Guémara
Et Rabbi Yehouda haNassi l'a établie dans la michna en son nom. Lorsqu'il étudiait, on l'appelait ben Zakkai, comme on appelle un disciple assis devant son maître ; et lorsqu'il enseignait aux autres, on l'appelait Rabban Yohanan ben Zakkai. Quant à la baraïta et à la michna : lorsqu'on l'appelle ben Zakkai dans la michna, c'est d'après le nom qu'il portait initialement ; et lorsqu'on l'appelle Rabban Yohanan ben Zakkai dans l'autre baraïta, c'est d'après le nom qu'il portait alors.
וְקַבְעוּהָ בִּשְׁמֵיהּ. כִּי הֲוָה לָמַד, ״בֶּן זַכַּאי״ הֲוָה קָרֵי לֵיהּ, כְּתַלְמִיד הַיּוֹשֵׁב לִפְנֵי רַבּוֹ. כִּי הֲוָה לִימֵּד, הֲוָה קָרֵי לֵיהּ ״רַבָּן יוֹחָנָן בֶּן זַכַּאי״. כִּי קָרֵי לֵיהּ ״בֶּן זַכַּאי״ – עַל שֵׁם דְּמֵעִיקָּרָא, וְכִי קָרֵי לֵיהּ ״רַבָּן יוֹחָנָן בֶּן זַכַּאי״ – עַל שֵׁם דְּהַשְׁתָּא.

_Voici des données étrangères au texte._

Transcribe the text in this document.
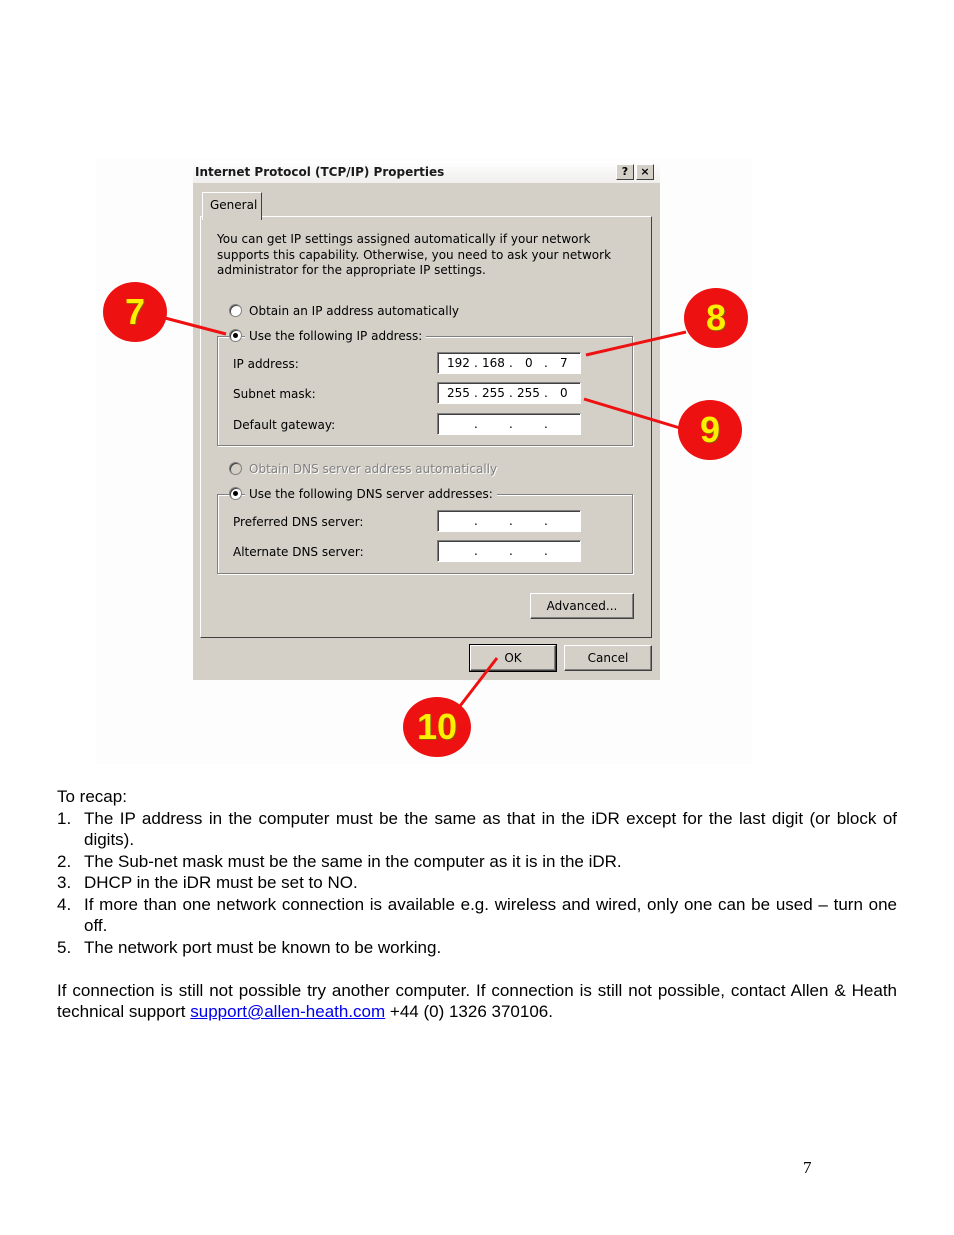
Internet Protocol (TCP/IP) Properties	?	×
General
You can get IP settings assigned automatically if your network supports this capability. Otherwise, you need to ask your network administrator for the appropriate IP settings.
Obtain an IP address automatically
Use the following IP address:
IP address:	192 . 168 . 0 . 7
Subnet mask:	255 . 255 . 255 . 0
Default gateway:	.	.	.
Obtain DNS server address automatically
Use the following DNS server addresses:
Preferred DNS server:	.	.	.
Alternate DNS server:	.	.	.
Advanced...
OK	Cancel
7	8
9
10

To recap:

1. The IP address in the computer must be the same as that in the iDR except for the last digit (or block of digits).
2. The Sub-net mask must be the same in the computer as it is in the iDR.
3. DHCP in the iDR must be set to NO.
4. If more than one network connection is available e.g. wireless and wired, only one can be used – turn one off.
5. The network port must be known to be working.

If connection is still not possible try another computer. If connection is still not possible, contact Allen & Heath technical support support@allen-heath.com +44 (0) 1326 370106.

7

§ La michna enseigne : un incident survint, et ben Zakkai interrogea les témoins sur les pédoncules des figues. Quelle est la différence entre les questions fondamentales [haqirat] et les questions accessoires [bediqot] ? Dans le cas des questions fondamentales, si l'un des témoins dit : « Je ne sais pas », leur témoignage est aussitôt annulé. Dans le cas des questions accessoires, si l'un dit : « Je ne sais pas », et même si deux témoins disent : « Nous ne savons pas », leur témoignage subsiste. La Guemara demande : que signifie « même si deux disent » ? N'est-ce pas évident ? La michna a déjà établi que lorsqu'un témoin dit « je ne sais pas », le témoignage subsiste — indiquant que la connaissance des réponses à ces questions n'est pas requise. De même, lorsque deux témoins disent qu'ils ne savent pas, leur témoignage subsiste aussi. Quelle est la nouveauté de cette règle ?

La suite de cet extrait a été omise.